The book was not engaging. I couldn't feel close to the characters, nor did I find their actions to be motivated by...anything.

This is a dreadful book, and I had to force myself to finish it.

Then, I did what I rarely do: I threw it into the trash.

Read the Last Chapter First
Although I do not consider this book a wasted read, it is not topping my list of favorites.

I found the storyline very difficult to follow, the characters were not at all engaging, and if the author used the word "Sapphic" one more time I was going to throw the book. However, the final chapter was a page-turner with a engaging plot, and a surprise ending. It also provided insight into the title of the work and salvaged the entire reading experience for me.

My advice would be to skim everything but the last chapter. Read that one with relish.

For anyone interested in a GOOD Ann Arensburg book, I suggest "Incubus", her best work by far.

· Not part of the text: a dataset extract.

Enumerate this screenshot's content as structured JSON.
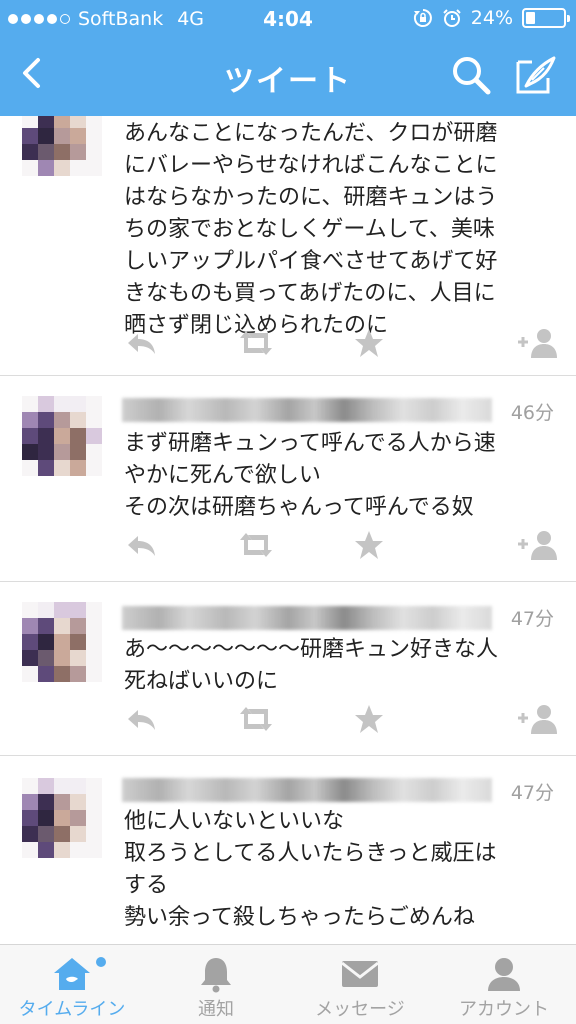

In defense of a fairly decent book . . .
I wouldn't normally have reviewed "Sister Wolf", if I hadn't seen the only other review, which, while probably fairly correct, was a bit more cynical and harsh than I thought was deserved of the book. It's true that the plot is strange, and the characters a little distant and difficult to become attached to. However, the book was well done; Ann Arensburg is quite a good writer, and her prose is simple but sufficient. In the end, "Sister Wolf" seems to be nothing but a story about the difficult love of two people, and the attachment of one woman to her wild animals. However, "Sister Wolf" is saddening but fairly enjoyable, and is a fine light read. It's not a bestsellar, and it's not high on my list, but it's certainly not a novel deserving of the trashcan, and tossing it there without giving it a chance would certainly be a mistake.